Я не просто подошла – я бросилась к нему. Я вытянула руки и держала ладони перед собой. И пихнула его в грудь со всей силы. В его глазах появилось удивление, черты лица исказились, когда громада здания извергла его из своего нутра. Этого он не мог предугадать. Я застала его врасплох.
Внезапно Грета оказалась рядом, прямо возле меня. Вытянувшись, она выглядывала в раскрытые окна, но было слишком поздно. Тьма уже поглотила его. Может быть, взгляды отца и дочери встретились в последний раз в жизни. А может быть, и нет.
Потом я целые сутки лежала в одиночестве за закрытой дверью, спрятавшись от Греты. Люди говорили со мной, но у меня не было слов, чтобы сказать что-либо в ответ. Вначале во мне были только вопль и плач, которые позже я научилась так уверенно гнать от себя. Затем, когда исторглось все, что накопилось, наступила тишина. Прошло двадцать четыре часа, прежде чем я смогла найти в себе силы и встать с кровати. Двадцать четыре часа, прежде чем я заставила себя снова посмотреть в лицо своей восьмилетней дочери. Я посадила ее к себе на колени, почувствовала, как крепко она прижимается ко мне, и зашептала ей на ухо. Я шептала, что теперь все кончено, что мы должны идти дальше, держаться вместе, что она может положиться на меня.
Все это я сказала. Но я не попросила о прощении. Как только вошла в ее комнату и встретила ее взгляд, поняла, что это невозможно. Она не смогла бы простить меня.
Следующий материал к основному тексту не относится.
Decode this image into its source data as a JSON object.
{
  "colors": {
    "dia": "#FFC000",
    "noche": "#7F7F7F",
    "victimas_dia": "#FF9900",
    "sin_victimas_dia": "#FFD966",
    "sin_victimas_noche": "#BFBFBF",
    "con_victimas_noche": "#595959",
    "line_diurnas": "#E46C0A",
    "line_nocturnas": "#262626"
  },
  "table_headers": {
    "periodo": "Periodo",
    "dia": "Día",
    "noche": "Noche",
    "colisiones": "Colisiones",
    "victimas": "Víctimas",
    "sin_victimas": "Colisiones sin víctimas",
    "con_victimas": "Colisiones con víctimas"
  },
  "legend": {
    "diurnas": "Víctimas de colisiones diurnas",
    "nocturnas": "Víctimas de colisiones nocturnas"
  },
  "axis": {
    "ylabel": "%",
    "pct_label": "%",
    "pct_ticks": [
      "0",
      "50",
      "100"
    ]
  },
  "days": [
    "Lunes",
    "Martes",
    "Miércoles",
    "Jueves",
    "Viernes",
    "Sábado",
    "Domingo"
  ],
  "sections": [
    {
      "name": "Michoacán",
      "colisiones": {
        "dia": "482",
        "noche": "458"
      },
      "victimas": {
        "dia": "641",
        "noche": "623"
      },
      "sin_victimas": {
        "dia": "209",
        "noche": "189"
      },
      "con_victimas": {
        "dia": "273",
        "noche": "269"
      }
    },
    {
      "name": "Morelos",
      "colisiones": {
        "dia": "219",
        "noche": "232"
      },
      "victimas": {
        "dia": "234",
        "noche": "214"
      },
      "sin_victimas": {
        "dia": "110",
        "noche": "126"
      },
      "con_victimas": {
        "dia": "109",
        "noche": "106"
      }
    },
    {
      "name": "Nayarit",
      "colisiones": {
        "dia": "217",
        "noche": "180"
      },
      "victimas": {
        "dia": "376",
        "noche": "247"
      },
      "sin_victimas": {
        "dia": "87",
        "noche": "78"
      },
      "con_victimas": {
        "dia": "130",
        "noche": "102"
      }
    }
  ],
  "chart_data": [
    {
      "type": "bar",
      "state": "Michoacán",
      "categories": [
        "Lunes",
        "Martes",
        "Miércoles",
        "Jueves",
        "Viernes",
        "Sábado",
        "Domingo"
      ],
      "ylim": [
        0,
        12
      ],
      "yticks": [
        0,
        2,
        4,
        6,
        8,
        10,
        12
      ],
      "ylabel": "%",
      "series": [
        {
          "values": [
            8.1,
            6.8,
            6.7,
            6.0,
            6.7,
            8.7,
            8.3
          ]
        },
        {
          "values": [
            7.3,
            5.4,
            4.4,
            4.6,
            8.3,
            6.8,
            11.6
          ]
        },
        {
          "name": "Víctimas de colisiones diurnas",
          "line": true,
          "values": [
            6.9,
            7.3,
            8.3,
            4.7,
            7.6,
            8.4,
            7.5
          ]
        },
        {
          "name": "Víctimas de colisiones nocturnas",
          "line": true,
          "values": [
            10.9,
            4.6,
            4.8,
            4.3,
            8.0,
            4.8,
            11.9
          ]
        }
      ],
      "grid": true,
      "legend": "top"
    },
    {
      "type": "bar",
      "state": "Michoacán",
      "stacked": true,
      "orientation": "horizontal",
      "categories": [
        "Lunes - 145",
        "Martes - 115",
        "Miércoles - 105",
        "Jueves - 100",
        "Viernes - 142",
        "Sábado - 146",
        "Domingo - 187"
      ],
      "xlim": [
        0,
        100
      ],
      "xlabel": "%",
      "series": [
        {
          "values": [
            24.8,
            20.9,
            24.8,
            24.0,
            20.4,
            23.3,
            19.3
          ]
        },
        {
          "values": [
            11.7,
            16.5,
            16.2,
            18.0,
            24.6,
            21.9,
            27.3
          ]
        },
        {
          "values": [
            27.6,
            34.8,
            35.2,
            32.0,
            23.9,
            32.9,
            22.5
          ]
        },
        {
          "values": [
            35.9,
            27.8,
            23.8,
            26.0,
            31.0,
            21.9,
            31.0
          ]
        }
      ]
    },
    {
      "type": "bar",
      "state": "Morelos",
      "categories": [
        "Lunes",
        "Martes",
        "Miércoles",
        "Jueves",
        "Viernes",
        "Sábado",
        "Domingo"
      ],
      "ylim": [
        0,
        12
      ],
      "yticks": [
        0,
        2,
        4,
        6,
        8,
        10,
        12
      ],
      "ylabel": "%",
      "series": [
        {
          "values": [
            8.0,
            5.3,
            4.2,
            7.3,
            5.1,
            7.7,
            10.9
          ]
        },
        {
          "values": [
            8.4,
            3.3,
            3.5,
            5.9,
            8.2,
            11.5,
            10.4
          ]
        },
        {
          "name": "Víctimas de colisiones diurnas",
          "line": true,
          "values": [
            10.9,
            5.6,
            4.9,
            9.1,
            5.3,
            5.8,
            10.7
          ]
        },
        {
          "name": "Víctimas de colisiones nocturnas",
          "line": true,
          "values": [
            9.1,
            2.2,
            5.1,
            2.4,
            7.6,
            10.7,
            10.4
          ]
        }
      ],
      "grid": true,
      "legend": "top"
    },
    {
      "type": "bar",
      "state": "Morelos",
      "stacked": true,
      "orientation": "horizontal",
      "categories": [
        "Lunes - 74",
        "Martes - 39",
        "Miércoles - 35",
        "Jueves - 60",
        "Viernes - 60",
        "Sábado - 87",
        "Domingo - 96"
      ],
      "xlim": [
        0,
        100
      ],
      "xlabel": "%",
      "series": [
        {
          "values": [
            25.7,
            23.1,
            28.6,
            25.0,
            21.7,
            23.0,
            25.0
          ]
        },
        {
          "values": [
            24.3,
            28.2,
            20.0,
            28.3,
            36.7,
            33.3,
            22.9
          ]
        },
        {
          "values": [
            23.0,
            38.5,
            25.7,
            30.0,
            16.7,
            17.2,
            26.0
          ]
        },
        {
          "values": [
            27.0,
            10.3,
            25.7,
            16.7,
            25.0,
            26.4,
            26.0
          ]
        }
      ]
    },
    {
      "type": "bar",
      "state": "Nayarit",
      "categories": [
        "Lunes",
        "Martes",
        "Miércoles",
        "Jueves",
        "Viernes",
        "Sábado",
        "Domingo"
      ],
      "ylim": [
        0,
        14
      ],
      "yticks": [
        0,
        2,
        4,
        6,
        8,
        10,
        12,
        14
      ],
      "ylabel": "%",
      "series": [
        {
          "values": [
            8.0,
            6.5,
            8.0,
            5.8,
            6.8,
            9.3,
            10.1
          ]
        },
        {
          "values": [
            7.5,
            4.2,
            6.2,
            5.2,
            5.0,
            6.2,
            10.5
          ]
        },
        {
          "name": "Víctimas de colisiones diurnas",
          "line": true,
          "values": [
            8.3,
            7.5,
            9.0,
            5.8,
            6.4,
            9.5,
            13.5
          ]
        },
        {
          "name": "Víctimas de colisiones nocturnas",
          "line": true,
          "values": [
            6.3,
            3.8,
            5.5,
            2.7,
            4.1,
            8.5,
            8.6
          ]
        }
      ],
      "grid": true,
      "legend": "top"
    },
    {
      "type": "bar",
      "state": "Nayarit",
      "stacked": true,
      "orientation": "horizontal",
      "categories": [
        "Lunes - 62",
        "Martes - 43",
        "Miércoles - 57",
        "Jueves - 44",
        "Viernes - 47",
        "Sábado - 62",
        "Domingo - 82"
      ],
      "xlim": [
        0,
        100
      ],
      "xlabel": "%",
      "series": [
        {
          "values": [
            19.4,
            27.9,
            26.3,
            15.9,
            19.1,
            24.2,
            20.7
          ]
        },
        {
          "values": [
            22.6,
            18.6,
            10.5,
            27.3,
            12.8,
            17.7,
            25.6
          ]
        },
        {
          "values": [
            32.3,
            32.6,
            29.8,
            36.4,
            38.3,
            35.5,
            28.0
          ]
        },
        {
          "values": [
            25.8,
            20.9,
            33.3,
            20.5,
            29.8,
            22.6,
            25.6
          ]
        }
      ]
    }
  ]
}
Прошло двадцать три года, и мы ни разу не говорили о том, что случилось. И мне не нужно спрашивать, чтобы знать. Она по-прежнему не простила меня за все то, что я отняла у нее, за то, во что я превратилась.
40
Слезы пробивались из-под моих закрытых век и катились по лихорадочно-горячему лицу. Мне не позволили увидеть папу после. Я не была уверена, что мне хочется на него смотреть, но о моих желаниях в любом случае никто не спрашивал. Об этом просто не шло речи. Поэтому я предположила, что его тело, видимо, было очень сильно повреждено. Я воображала его расколовшийся череп, лицо с раздробленными скулами и носом, на котором остались только кусочки окровавленной плоти. Это был неприятный образ, поэтому впоследствии я решила думать об этом как можно реже. Лучше всего было вообще об этом забыть. Взамен я нашла другие образы, так же как сочинила другое объяснение: «Это ускользает от меня».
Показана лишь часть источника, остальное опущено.